Here’s the news of the week – and how we see it here at McAlvany Wealth Management:

Mr. Market Didn’t Get the Memo: Bad News May Not Be So Good Anymore

Markets managed to maintain their composure this week on the heels of two not-so-perfect US jobs reports and a host of developing troubles overseas. ADP jobs increased 175,000 in January compared to 189,000 expected, and non-farm payrolls (released Friday) added 113,000 vs. 189,000 expected. With some questionable finagling, the unemployment rate managed to improve 0.1% to 6.6%. Likewise, the participation rate increased by 0.2% to 63.0%. ISM manufacturing data was lower by 5.2 to 51.3 in January on a sizeable drop in new orders and a small rise in inventories. And retail sales dropped 9.6% over the same period on a year-over-year basis.

Overseas, cash rates in China were seen rising again, along with some interbank lending rates in Europe, reflecting a sluggish retail and manufacturing environment across both regions. Greece, in an effort to make borrowing affordable, had to extend its maturities by 20 to 50 years in duration. Russia and Venezuela had to postpone financing auctions altogether, while Puerto Rico debt was downgraded by both S&P and Moody’s to junk status (historically a AA). Japan, now struggling with runaway inflation for the first time in decades, has watched real incomes match a 16-year low set in 2009, jeopardizing consumer spending growth and the credibility of Abe’s easy money policies.

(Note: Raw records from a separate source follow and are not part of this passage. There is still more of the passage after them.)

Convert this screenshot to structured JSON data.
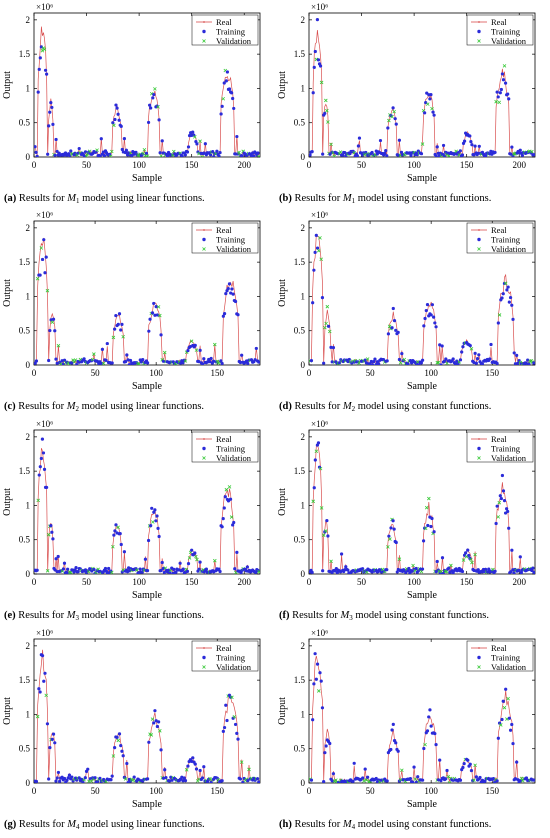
{
  "chart_data": [
    {
      "id": "a",
      "type": "line",
      "caption": {
        "tag": "(a)",
        "pre": "Results for",
        "model": "M",
        "sub": "1",
        "post": "model using linear functions."
      },
      "xlabel": "Sample",
      "ylabel": "Output",
      "exponent": "×10⁶",
      "xlim": [
        0,
        215
      ],
      "xticks": [
        0,
        50,
        100,
        150,
        200
      ],
      "ylim": [
        0,
        2.1
      ],
      "yticks": [
        0,
        0.5,
        1,
        1.5,
        2
      ],
      "peaks": [
        [
          7,
          1.95,
          4
        ],
        [
          15,
          0.85,
          2
        ],
        [
          78,
          0.75,
          4
        ],
        [
          113,
          1.0,
          5
        ],
        [
          150,
          0.36,
          4
        ],
        [
          183,
          1.3,
          6
        ]
      ],
      "series": [
        {
          "name": "Real",
          "color": "#d94f4f"
        },
        {
          "name": "Training",
          "color": "#2b2bd9"
        },
        {
          "name": "Validation",
          "color": "#36c836"
        }
      ]
    },
    {
      "id": "b",
      "type": "line",
      "caption": {
        "tag": "(b)",
        "pre": "Results for",
        "model": "M",
        "sub": "1",
        "post": "model using constant functions."
      },
      "xlabel": "Sample",
      "ylabel": "Output",
      "exponent": "×10⁶",
      "xlim": [
        0,
        215
      ],
      "xticks": [
        0,
        50,
        100,
        150,
        200
      ],
      "ylim": [
        0,
        2.1
      ],
      "yticks": [
        0,
        0.5,
        1,
        1.5,
        2
      ],
      "peaks": [
        [
          7,
          1.95,
          4
        ],
        [
          15,
          0.85,
          2
        ],
        [
          78,
          0.75,
          4
        ],
        [
          113,
          1.0,
          5
        ],
        [
          150,
          0.36,
          4
        ],
        [
          183,
          1.3,
          6
        ]
      ],
      "series": [
        {
          "name": "Real",
          "color": "#d94f4f"
        },
        {
          "name": "Training",
          "color": "#2b2bd9"
        },
        {
          "name": "Validation",
          "color": "#36c836"
        }
      ]
    },
    {
      "id": "c",
      "type": "line",
      "caption": {
        "tag": "(c)",
        "pre": "Results for",
        "model": "M",
        "sub": "2",
        "post": "model using linear functions."
      },
      "xlabel": "Sample",
      "ylabel": "Output",
      "exponent": "×10⁶",
      "xlim": [
        0,
        185
      ],
      "xticks": [
        0,
        50,
        100,
        150
      ],
      "ylim": [
        0,
        2.1
      ],
      "yticks": [
        0,
        0.5,
        1,
        1.5,
        2
      ],
      "peaks": [
        [
          6,
          1.95,
          4
        ],
        [
          14,
          0.8,
          2
        ],
        [
          68,
          0.75,
          4
        ],
        [
          98,
          0.95,
          5
        ],
        [
          128,
          0.36,
          4
        ],
        [
          160,
          1.3,
          6
        ]
      ],
      "series": [
        {
          "name": "Real",
          "color": "#d94f4f"
        },
        {
          "name": "Training",
          "color": "#2b2bd9"
        },
        {
          "name": "Validation",
          "color": "#36c836"
        }
      ]
    },
    {
      "id": "d",
      "type": "line",
      "caption": {
        "tag": "(d)",
        "pre": "Results for",
        "model": "M",
        "sub": "2",
        "post": "model using constant functions."
      },
      "xlabel": "Sample",
      "ylabel": "Output",
      "exponent": "×10⁶",
      "xlim": [
        0,
        185
      ],
      "xticks": [
        0,
        50,
        100,
        150
      ],
      "ylim": [
        0,
        2.1
      ],
      "yticks": [
        0,
        0.5,
        1,
        1.5,
        2
      ],
      "peaks": [
        [
          6,
          1.95,
          4
        ],
        [
          14,
          0.8,
          2
        ],
        [
          68,
          0.75,
          4
        ],
        [
          98,
          0.95,
          5
        ],
        [
          128,
          0.36,
          4
        ],
        [
          160,
          1.3,
          6
        ]
      ],
      "series": [
        {
          "name": "Real",
          "color": "#d94f4f"
        },
        {
          "name": "Training",
          "color": "#2b2bd9"
        },
        {
          "name": "Validation",
          "color": "#36c836"
        }
      ]
    },
    {
      "id": "e",
      "type": "line",
      "caption": {
        "tag": "(e)",
        "pre": "Results for",
        "model": "M",
        "sub": "3",
        "post": "model using linear functions."
      },
      "xlabel": "Sample",
      "ylabel": "Output",
      "exponent": "×10⁶",
      "xlim": [
        0,
        215
      ],
      "xticks": [
        0,
        50,
        100,
        150,
        200
      ],
      "ylim": [
        0,
        2.1
      ],
      "yticks": [
        0,
        0.5,
        1,
        1.5,
        2
      ],
      "peaks": [
        [
          7,
          1.95,
          4
        ],
        [
          15,
          0.8,
          2
        ],
        [
          78,
          0.75,
          4
        ],
        [
          113,
          1.0,
          5
        ],
        [
          150,
          0.36,
          4
        ],
        [
          183,
          1.3,
          6
        ]
      ],
      "series": [
        {
          "name": "Real",
          "color": "#d94f4f"
        },
        {
          "name": "Training",
          "color": "#2b2bd9"
        },
        {
          "name": "Validation",
          "color": "#36c836"
        }
      ]
    },
    {
      "id": "f",
      "type": "line",
      "caption": {
        "tag": "(f)",
        "pre": "Results for",
        "model": "M",
        "sub": "3",
        "post": "model using constant functions."
      },
      "xlabel": "Sample",
      "ylabel": "Output",
      "exponent": "×10⁶",
      "xlim": [
        0,
        215
      ],
      "xticks": [
        0,
        50,
        100,
        150,
        200
      ],
      "ylim": [
        0,
        2.1
      ],
      "yticks": [
        0,
        0.5,
        1,
        1.5,
        2
      ],
      "peaks": [
        [
          7,
          1.95,
          4
        ],
        [
          15,
          0.8,
          2
        ],
        [
          78,
          0.75,
          4
        ],
        [
          113,
          1.0,
          5
        ],
        [
          150,
          0.36,
          4
        ],
        [
          183,
          1.3,
          6
        ]
      ],
      "series": [
        {
          "name": "Real",
          "color": "#d94f4f"
        },
        {
          "name": "Training",
          "color": "#2b2bd9"
        },
        {
          "name": "Validation",
          "color": "#36c836"
        }
      ]
    },
    {
      "id": "g",
      "type": "line",
      "caption": {
        "tag": "(g)",
        "pre": "Results for",
        "model": "M",
        "sub": "4",
        "post": "model using linear functions."
      },
      "xlabel": "Sample",
      "ylabel": "Output",
      "exponent": "×10⁶",
      "xlim": [
        0,
        185
      ],
      "xticks": [
        0,
        50,
        100,
        150
      ],
      "ylim": [
        0,
        2.1
      ],
      "yticks": [
        0,
        0.5,
        1,
        1.5,
        2
      ],
      "peaks": [
        [
          6,
          1.95,
          4
        ],
        [
          14,
          0.8,
          2
        ],
        [
          68,
          0.75,
          4
        ],
        [
          98,
          1.0,
          5
        ],
        [
          128,
          0.36,
          4
        ],
        [
          160,
          1.3,
          6
        ]
      ],
      "series": [
        {
          "name": "Real",
          "color": "#d94f4f"
        },
        {
          "name": "Training",
          "color": "#2b2bd9"
        },
        {
          "name": "Validation",
          "color": "#36c836"
        }
      ]
    },
    {
      "id": "h",
      "type": "line",
      "caption": {
        "tag": "(h)",
        "pre": "Results for",
        "model": "M",
        "sub": "4",
        "post": "model using constant functions."
      },
      "xlabel": "Sample",
      "ylabel": "Output",
      "exponent": "×10⁶",
      "xlim": [
        0,
        185
      ],
      "xticks": [
        0,
        50,
        100,
        150
      ],
      "ylim": [
        0,
        2.1
      ],
      "yticks": [
        0,
        0.5,
        1,
        1.5,
        2
      ],
      "peaks": [
        [
          6,
          1.95,
          4
        ],
        [
          14,
          0.8,
          2
        ],
        [
          68,
          0.75,
          4
        ],
        [
          98,
          1.0,
          5
        ],
        [
          128,
          0.36,
          4
        ],
        [
          160,
          1.3,
          6
        ]
      ],
      "series": [
        {
          "name": "Real",
          "color": "#d94f4f"
        },
        {
          "name": "Training",
          "color": "#2b2bd9"
        },
        {
          "name": "Validation",
          "color": "#36c836"
        }
      ]
    }
  ]
}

MWM 14, 2-7 Box ScoresHowever, judging by the sizeable rally witnessed in US and overseas stocks by week’s end, stocks seem to be both assuming and demanding further QE (though Fed governors Plosser and Lockhart vowed this week that tapering will continue). ECB chairman Mario Draghi added fuel to the inflationary fire by pledging to “take further decisive action if needed,” which prompted a legal debate concerning the prospects for ECB bond buying now circulating German high courts. German officials may acquiesce in favor of the idea, despite the glaring negatives for German businesses and consumers, since they have not shown any conviction on the matter thus far. Japan’s Abe may be in the same camp, having yet to sour on QE as a means of curing Japan of its economic ills.

In any case, money printing hasn’t done wonders for interest rates since June of last year, and there’s no reason to think rates won’t rise in tandem with further monetary juicing. In that sense, stock speculators may be exhibiting a strong case of collective amnesia; higher rates have not been helpful to the purchasing power of main street, even as banks have loosened lending standards. All of that is to say that US corporate earnings may be working against the higher prices that money printing might otherwise cause in stocks – which increases the likelihood of a massive dislocation down the pike (perhaps as soon as March).

Gold and silver outperformed most markets to the upside to end the week, perhaps in response to increased volatility and uncertainty now unfolding in stock-land. JPM was seen dumping recently acquired stockpiles of gold, reducing its COMEX inventories by 44% in four days to a relatively less influential remainder. However, that selling was offset to a large degree by hedge fund purchases where net-long positions in gold rose 40.0% to just over 60,000 futures contracts in the same period. This is a radical about-face in attitude by hedge funds compared to 2013, and may indicate that a solid base has been established in the precious metals – but we proceed with caution on that assumption.